This gorgeous, debut project is the work of solo developer Max Nielsen. Although he is currently finalising the game ahead of its release later this year, he took the time to talk to OnlySP to reflect and tell us more.


OnlySP: What inspired you to bring The Long Return to life? Was it an idea you were sitting on for a while or did it come on quite suddenly?

Nielsen: Actually, I never planned on releasing this game, or even finishing it. I had just quit my job at Microsoft and wanted to create a quick demo for my portfolio, so that I could apply for jobs in the industry. At the time I was working on a 2D RPG mostly for fun, and I knew I would need to make something in 3D for the bigger studios to give me a chance. So I decided to make a fairly simple demo with around 10 minutes of gameplay. However, while working on it, I got offered a job as an application consultant at a great company, and they said they would let me work on my own games and run my own company on the side, so I accepted the job and since then I have been working on this game as a hobby on my free time.
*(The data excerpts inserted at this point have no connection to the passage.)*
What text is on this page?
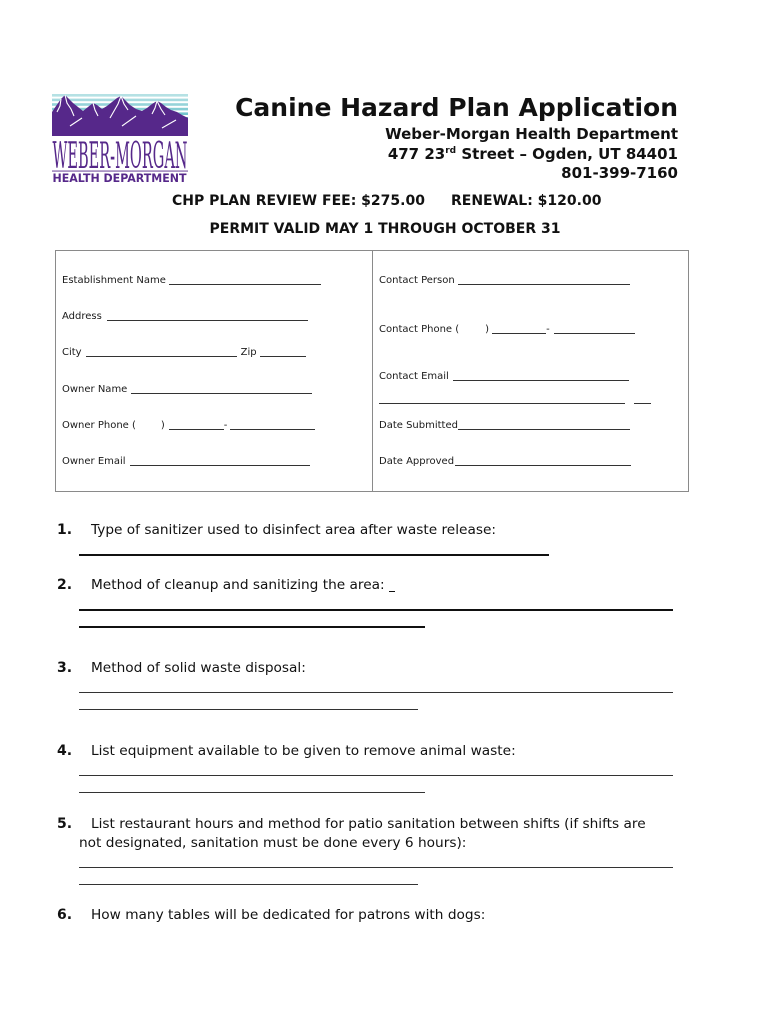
WEBER-MORGAN
HEALTH DEPARTMENT
Canine Hazard Plan Application
Weber-Morgan Health Department
477 23rd Street – Ogden, UT 84401
801-399-7160
CHP PLAN REVIEW FEE: $275.00 RENEWAL: $120.00
PERMIT VALID MAY 1 THROUGH OCTOBER 31
Establishment Name
Address
City	Zip
Owner Name
Owner Phone (	)	-
Owner Email
Contact Person
Contact Phone (	)	-
Contact Email
Date Submitted
Date Approved
1. Type of sanitizer used to disinfect area after waste release:
2. Method of cleanup and sanitizing the area:
3. Method of solid waste disposal:
4. List equipment available to be given to remove animal waste:
5. List restaurant hours and method for patio sanitation between shifts (if shifts are
not designated, sanitation must be done every 6 hours):
6. How many tables will be dedicated for patrons with dogs:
OnlySP: Each zone in The Long Return has such a pleasing aesthetic, how did you go about level design in a mostly natural world?
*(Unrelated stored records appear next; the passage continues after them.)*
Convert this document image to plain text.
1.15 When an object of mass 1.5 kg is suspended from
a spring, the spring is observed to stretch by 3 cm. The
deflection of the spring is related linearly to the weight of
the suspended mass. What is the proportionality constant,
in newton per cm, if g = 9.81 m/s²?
Nielsen: I am a huge Nintendo fan, Zelda OoT is still my favorite single player game ever, and I had just played through Zelda BotW, and wanted to create a world with a similar color palette and feel. After trying out a few different things I decided to use the low poly style because that would mean I could actually model some stuff by myself. I think I’ve gone through the level design of each zone in my game at least 10 times since I started, it’s crazy how much you learn just by trial and error (although time-consuming).

OnlySP: Will the game have a stronger focus on gameplay and location or story. Is The Long Return is a mix of the two?

Nielsen: Since the start I really wanted to tell a story without any words or text, and I have kept true to that. Instead I tell the story using memories and visuals. This does set certain limits to how gripping and detailed the story can be, especially when working with animals, but I think the message comes across quite well. The game is, at its core, a puzzle/adventure game, and you spend most of your time solving different puzzles and finding your way past obstacles, accompanied by an amazing original soundtrack that I still cannot believe is for my game.

OnlySP: Being your first big project game, what have you learned during development?

Nielsen: That list is incredibly long, and hopefully I can create a post-mortem detailing most of it. But I would say the main things I will take away from this project is:

– Plan, research and test; When starting out I kind of just created features for the game by trial and error, this leads to some really messy code. Nowadays I always make sure to properly plan, take notes, research best practices and test everything in a dev-environment before putting it in my game.
– Marketing is a necessary evil, even as a hobby developer with very limited time, I still don’t do enough of it, shame!
– It’s okay to take a day off, don’t burn out, it’s supposed to be fun!

OnlySP: Overall, how long has it taken for you to develop The Long Return?

Nielsen: Roughly a year. But I’ve been working on games for 4-5 years before that as a hobby.

OnlySP: Do you have any plans after The Long Return is released?

Nielsen: Big, BIG plans, haha. While I love this game and all I’ve learned, I am so excited to start my next project. It is much more “my type of game” and I have very high hopes for it. I won’t say too much yet, but it will combine my two favorite genres of single player games; RPG and city management.

The Long Return is set to release in August 2019.